Annulling a marriage is not the same as divorce. A divorcing couple usually had the legal right to marry in the first place. By contrast, an annulment often happens when a married couple never should have tied the knot in the first place. Texas law explains certain scenarios in which someone may annul a marriage.
Marrying someone who cannot consent
Anyone who marries should be able to consent to it. Someone who ingests too much alcohol or drugs and then sobers up only to find that he or she married someone under the influence could not have offered consent. There are also individuals who suffer from mental disabilities and do not understand they can refuse a marriage proposal, or perhaps lack comprehension of marriage at all.

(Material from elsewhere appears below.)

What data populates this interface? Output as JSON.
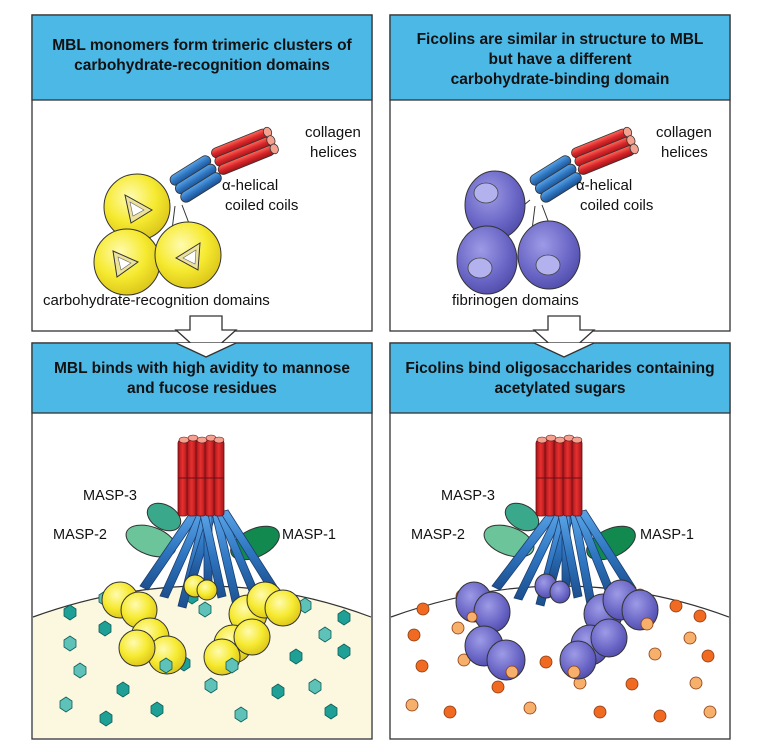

In addition, individuals who are underage lack the ability to consent to a marriage. A court may annul underage marriages. This including voiding unions of those who are younger than 18 but older than 16 and did not marry without the consent of a parent or a court order.
Using trickery or coercion
Even if someone has the mental capacity to understand marriage, a partner may coerce someone into marriage or use deception in order to trick the person into tying the knot. This may include the following:
- Concealing impotency
- Concealing a divorce within the past thirty days
- Using fraud in such a way to induce marriage
- Using force or duress to coerce a marriage
A person may also hide the fact that he or she is already married to someone else. In such a circumstance, a court will consider the marriage illegal since bigamy is not allowed under law. Similarly, a court will void a marriage if someone marries a blood relative like a parent, a sibling or an aunt or uncle.